Recent IDF and Shin Bet announcements, meanwhile, regarding strikes over the past two weeks that eliminated commanders from Hamas’s weapons production headquarters and its Military Intelligence unit, indicate a growing Israeli intelligence infiltration of Hamas.

On the ground, the IDF is intensifying its operations. On July 14, combat engineering forces conducted large-scale demolitions of structures in Jabalia, a dense urban area in northern Gaza, and in Khan Younis, a major city in the south. The IDF’s elite Multidimensional Unit recently completed a mission in Jabaliya where it eliminated over 100 Hamas terrorists.

The IDF now controls over 65% of the Gaza Strip, with the Morag Axis in the southern Strip serving as a critical logistical and operational corridor that separates areas under IDF control from those that are not. The establishment of this axis is a key pressure lever against Hamas, as it demonstrates Israeli control over territory, which the terror group fears most.

Despite these achievements, the military official acknowledged that a significant threat remains. “They still have thousands of terrorists,” he said, though he clarified their nature. “But these are terrorists, usually with simple weapons, who do not operate as an organized body but as scattered groups in different areas that can carry out terror attacks.”

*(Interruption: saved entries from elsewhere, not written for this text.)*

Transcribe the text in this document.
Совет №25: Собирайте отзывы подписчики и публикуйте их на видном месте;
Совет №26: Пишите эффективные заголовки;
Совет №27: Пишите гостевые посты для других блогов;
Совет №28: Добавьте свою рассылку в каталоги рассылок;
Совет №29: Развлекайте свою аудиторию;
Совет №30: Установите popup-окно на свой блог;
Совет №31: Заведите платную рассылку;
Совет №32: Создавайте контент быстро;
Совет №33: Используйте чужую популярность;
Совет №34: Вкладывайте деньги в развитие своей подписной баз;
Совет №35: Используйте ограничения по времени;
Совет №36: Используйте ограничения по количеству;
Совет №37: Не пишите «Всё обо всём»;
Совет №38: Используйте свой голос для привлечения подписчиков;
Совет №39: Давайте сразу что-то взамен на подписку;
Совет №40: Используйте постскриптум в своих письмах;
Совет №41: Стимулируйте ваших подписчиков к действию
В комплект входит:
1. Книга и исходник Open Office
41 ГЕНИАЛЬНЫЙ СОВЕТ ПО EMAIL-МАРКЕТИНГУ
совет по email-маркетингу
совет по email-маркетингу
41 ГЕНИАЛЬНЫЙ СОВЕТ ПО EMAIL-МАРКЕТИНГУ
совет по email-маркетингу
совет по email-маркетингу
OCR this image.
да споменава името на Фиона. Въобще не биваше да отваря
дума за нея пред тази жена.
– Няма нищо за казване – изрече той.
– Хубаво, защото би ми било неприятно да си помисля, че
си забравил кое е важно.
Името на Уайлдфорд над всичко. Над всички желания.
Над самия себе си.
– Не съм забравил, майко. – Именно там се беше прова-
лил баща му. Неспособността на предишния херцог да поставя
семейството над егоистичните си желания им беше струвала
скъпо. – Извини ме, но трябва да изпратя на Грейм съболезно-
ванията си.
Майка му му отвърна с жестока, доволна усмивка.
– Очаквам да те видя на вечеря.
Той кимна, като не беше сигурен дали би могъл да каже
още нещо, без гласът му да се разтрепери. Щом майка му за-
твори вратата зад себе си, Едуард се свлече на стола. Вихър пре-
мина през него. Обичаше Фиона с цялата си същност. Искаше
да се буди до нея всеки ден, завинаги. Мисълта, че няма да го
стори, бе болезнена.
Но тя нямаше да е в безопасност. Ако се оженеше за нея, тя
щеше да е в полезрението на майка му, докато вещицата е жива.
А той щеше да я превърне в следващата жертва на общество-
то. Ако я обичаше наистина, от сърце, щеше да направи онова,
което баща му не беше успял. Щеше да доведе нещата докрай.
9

These remaining pockets of Hamas control are concentrated in areas where the IDF has not yet conducted extensive ground operations, such as the central Gaza camps and Gaza City. “In the areas that the IDF does not hold, we know there are still terrorists hiding behind civilians,” the official stated. “We are advancing step by step, entering an area, evacuating the population, fighting terror..”

The official emphasized that while Hamas can still harm soldiers, its primary goal of attacking Israeli civilians in the Gaza envelope communities is being thwarted. “Hamas would like to carry out terror against Israeli civilians in the Gaza envelope [the western Negev], and it is not succeeding because we are there,” he said. “Unfortunately, it succeeds against soldiers, but the soldiers are standing between Hamas and the citizens of Israel.”